Mr Biden said while his administration had made progress on gun safety by means of legislation introduced last year, as well as about two dozen executive actions he had put in place and the establishment of the White House gun violence prevention office, these measures were not enough.
“In the wake of yet another tragedy I urge Republican lawmakers in Congress to fulfil their duty to protect the American people. Work with us to pass a bill banning assault weapons and high-capacity magazines, to enact universal background checks, to require safe storage of guns, and end immunity from liability for gun manufacturers. This is the very least we owe every American who will now bear the scars – physical and mental – of this latest attack.”
In Maine on Thursday public schools were closed and police urged residents to stay indoors.

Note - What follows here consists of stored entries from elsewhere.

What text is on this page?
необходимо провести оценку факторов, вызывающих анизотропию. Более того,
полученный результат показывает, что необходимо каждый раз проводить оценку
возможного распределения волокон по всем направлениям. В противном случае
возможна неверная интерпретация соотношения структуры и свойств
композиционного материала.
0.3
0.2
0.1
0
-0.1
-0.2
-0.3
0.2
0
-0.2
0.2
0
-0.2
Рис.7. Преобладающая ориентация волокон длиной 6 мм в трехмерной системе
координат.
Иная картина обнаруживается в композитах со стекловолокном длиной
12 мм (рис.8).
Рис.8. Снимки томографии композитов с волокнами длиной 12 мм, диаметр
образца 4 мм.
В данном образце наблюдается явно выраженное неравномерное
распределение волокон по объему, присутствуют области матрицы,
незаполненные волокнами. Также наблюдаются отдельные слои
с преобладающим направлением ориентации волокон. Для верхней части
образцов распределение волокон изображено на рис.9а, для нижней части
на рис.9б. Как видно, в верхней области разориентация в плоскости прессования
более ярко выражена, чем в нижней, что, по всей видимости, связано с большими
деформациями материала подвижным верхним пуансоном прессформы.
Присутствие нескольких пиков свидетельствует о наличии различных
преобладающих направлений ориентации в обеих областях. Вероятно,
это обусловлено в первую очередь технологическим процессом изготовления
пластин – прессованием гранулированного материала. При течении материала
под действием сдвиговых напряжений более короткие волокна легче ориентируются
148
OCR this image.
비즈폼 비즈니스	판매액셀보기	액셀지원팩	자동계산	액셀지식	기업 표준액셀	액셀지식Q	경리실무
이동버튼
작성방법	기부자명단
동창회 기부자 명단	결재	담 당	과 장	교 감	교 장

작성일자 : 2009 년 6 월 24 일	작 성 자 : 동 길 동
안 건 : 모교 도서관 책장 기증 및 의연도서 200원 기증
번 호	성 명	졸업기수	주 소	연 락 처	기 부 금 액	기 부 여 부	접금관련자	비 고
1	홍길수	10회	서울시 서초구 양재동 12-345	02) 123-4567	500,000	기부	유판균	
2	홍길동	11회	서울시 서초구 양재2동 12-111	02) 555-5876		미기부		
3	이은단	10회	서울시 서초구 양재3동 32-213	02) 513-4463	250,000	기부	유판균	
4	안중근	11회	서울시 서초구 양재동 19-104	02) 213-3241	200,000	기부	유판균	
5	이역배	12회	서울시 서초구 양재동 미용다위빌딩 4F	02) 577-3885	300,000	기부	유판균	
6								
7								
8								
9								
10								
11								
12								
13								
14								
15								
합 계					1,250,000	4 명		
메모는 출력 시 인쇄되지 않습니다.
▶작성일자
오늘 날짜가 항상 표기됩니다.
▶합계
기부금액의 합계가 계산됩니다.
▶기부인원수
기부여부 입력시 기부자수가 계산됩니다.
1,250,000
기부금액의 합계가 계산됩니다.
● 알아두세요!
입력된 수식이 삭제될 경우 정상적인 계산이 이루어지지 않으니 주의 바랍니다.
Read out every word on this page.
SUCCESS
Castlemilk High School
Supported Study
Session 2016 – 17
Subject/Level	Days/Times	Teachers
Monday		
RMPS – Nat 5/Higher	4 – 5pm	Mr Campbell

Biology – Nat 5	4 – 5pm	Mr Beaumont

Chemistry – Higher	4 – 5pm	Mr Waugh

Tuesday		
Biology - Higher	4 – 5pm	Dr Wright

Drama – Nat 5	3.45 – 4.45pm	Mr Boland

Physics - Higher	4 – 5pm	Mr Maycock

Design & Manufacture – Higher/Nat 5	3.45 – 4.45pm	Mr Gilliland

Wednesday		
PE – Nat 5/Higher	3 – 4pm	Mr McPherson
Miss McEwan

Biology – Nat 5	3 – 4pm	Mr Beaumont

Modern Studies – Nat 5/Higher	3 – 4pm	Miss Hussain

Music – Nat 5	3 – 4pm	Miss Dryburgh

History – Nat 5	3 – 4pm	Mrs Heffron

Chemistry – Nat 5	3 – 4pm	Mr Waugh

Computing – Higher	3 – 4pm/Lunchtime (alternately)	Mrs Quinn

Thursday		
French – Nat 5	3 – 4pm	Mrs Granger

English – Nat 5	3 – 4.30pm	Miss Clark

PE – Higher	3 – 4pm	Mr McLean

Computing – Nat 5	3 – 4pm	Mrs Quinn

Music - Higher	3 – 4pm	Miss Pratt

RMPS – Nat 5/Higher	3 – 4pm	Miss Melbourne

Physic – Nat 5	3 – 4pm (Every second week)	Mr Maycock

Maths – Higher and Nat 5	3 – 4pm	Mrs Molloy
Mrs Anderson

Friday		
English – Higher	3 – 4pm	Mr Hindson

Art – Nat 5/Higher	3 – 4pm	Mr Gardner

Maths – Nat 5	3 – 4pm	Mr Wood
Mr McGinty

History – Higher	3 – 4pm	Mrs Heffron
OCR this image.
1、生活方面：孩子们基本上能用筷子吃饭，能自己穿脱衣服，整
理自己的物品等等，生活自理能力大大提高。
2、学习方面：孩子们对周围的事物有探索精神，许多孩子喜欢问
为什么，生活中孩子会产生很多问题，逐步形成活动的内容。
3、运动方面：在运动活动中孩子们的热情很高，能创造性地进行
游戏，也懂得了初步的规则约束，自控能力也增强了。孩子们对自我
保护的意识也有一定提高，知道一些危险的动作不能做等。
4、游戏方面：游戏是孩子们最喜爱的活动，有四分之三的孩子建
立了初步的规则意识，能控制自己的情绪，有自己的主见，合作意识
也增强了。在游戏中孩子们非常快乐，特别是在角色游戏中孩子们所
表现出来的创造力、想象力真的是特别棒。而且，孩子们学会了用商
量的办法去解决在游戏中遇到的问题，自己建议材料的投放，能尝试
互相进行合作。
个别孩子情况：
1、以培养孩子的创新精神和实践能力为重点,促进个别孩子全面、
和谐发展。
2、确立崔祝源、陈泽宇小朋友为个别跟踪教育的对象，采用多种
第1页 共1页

“This is a dark day for Maine,” governor Mills said at a press conference. “Mr Card is considered armed and dangerous and police advise that Maine people should not approach him under any circumstances.”
Maine State Police found a white SUV they believe Mr Card drove to the town of Lisbon, about 11km to the southeast, and urged people to remain indoors in both Lewiston and Lisbon. Early on Thursday police also told residents in the town of Bowdoin, about 19km east of Lewiston, to shelter. Card lives in Bowdoin, according to public records.
A police bulletin identified Card as a trained firearms instructor at the US army reserve base in Saco, Maine. It said he recently maintained he had been hearing voices and experiencing other mental health issues.
US media reported that the police bulletin said Card had threatened to open fire at the National Guard base in Saco and was “reported to have been committed to mental health facility for two weeks during summer 2023 and subsequently released”.
The US army said Card was a sergeant and a petroleum supply specialist in the army reserve who had not been deployed in combat since enlisting in 2002.
Police said the shooting began shortly before 7pm at the Just-In-Time Recreation bowling alley. A short time later they received reports of a shooting at Schemengees Bar & Grille Restaurant about 5km away.
Lewiston is a former textile hub about 56km north of Maine’s largest city, Portland, and home to about 38,000 people. Guns are lightly regulated in Maine, a largely rural state near the northeast border with Canada, where about half of all adults live in a household with a gun, according to a 2020 study by Rand Corporation.
The shooting has put a focus on the operation of the yellow flag law in Maine which can allow police to remove a gun from someone deemed to present a danger.